SPECIAL EDUCATIONAL NEEDS FOR NEWLY QUALIFIED AND STUDENT TEACHERS. By Rita CheminaisDavid Fulton pound;15. SPECIAL NEEDS AND THE BEGINNING TEACHER. Edited by Peter Benton and Tim O'Brien. Continuum pound;14.99.
These books are for teachers new to the profession and in their different ways both will be enormously helpful.
Rita Cheminais's book is in A4 format, has only 72 pages with lots of diagrams, boxes and bullet points. It is a quick reference to key special needs issues and the legislation and official advice surrounding the area. There are sections on legal expectations and requirements, problems experienced by children, planning in the curriculum, and working with others.
This is all given rapidly and matter-of-factly, and is what most beginning teachers will want. At times, though, this zoom through the terrain made me think that too much was becoming blurred and over-simplified. Particularly in the section on key problems, I wanted to ask "Er, just how much evidence is there for this?" (for example, that dyscalculia arises "from a deficiency in the mathematical ability in the brain"). There is the danger in this no-nonsense approach that a shot of adrenalin is given to the deficit model so many of us want to see drop dead.

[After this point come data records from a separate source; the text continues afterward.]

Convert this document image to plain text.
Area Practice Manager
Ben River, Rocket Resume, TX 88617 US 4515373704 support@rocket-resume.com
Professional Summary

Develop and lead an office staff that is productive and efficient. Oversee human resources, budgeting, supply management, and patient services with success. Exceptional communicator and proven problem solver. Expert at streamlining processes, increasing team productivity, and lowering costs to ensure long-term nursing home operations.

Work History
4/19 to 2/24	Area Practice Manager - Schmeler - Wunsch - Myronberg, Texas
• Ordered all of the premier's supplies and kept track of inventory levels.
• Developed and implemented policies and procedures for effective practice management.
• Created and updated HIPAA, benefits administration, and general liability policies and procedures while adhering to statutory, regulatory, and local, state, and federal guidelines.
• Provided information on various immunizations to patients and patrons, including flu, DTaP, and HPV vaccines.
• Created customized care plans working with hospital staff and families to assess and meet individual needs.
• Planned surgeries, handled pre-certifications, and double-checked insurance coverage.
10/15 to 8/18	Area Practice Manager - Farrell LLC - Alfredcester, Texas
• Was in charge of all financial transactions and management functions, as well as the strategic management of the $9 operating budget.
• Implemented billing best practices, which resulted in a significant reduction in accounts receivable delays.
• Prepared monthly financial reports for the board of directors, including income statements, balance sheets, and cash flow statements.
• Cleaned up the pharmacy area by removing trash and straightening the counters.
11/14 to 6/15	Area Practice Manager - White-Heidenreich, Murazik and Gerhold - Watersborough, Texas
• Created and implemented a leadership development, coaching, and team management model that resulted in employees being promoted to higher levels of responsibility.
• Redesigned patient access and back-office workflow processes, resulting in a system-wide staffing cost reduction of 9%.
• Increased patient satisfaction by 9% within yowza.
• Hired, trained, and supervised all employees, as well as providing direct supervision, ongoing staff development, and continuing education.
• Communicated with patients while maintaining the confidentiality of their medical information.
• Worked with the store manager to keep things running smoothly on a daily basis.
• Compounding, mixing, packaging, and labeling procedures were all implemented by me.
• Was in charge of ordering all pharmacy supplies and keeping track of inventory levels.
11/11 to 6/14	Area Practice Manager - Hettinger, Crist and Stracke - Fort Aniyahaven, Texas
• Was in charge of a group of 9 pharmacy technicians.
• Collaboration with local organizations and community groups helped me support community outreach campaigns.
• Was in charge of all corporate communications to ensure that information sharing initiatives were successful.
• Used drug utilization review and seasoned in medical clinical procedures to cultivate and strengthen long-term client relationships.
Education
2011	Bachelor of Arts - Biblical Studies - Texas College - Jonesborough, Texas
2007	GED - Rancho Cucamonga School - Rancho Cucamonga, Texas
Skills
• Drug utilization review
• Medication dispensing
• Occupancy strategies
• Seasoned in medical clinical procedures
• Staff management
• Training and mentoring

This said, though, a mass of useful information is summarised, including key reference sections, and if I were 22 again I'd certainly fid this book invaluable (though if I were 22, and poor, I doubt if I would pay pound;15 for its 72 pages).
Special Needs and the Beginning Teacher is an altogether more reflective tome, and is in the main about teaching and learning. It has chapters on a range of topics: differentiation, managing behaviour problems, working with LSAs, teaching children with sensory impairment, able children, and approaches to reading, spelling, writing and numeracy. All are good. There are fewer bullet points than in Cheminais's book and it takes more work to read it, but for those NQTs with the time, it is worth the effort. That particularly frightening subject for newly qualified teachers - "What do I do to maintain order?" - is, I think, handled better in Roy Howarth's chapter than I have see in any other publication. The DFEE should explore the technology needed to put it on microchip and have it installed in the brains of all new teachers.
Other chapters - Glenny's on reading, Robinson's on spelling, Stevens's on numeracy - are models of clarity and non-prescriptive good sense. All those willing to resist the drive to the fully automated teacher will welcome the reflection about failure that these chapters inspire. With a reinstatement of this kind of writing, who knows, John Holt's dazzling How Children Fail might even get back on the teacher education curriculum.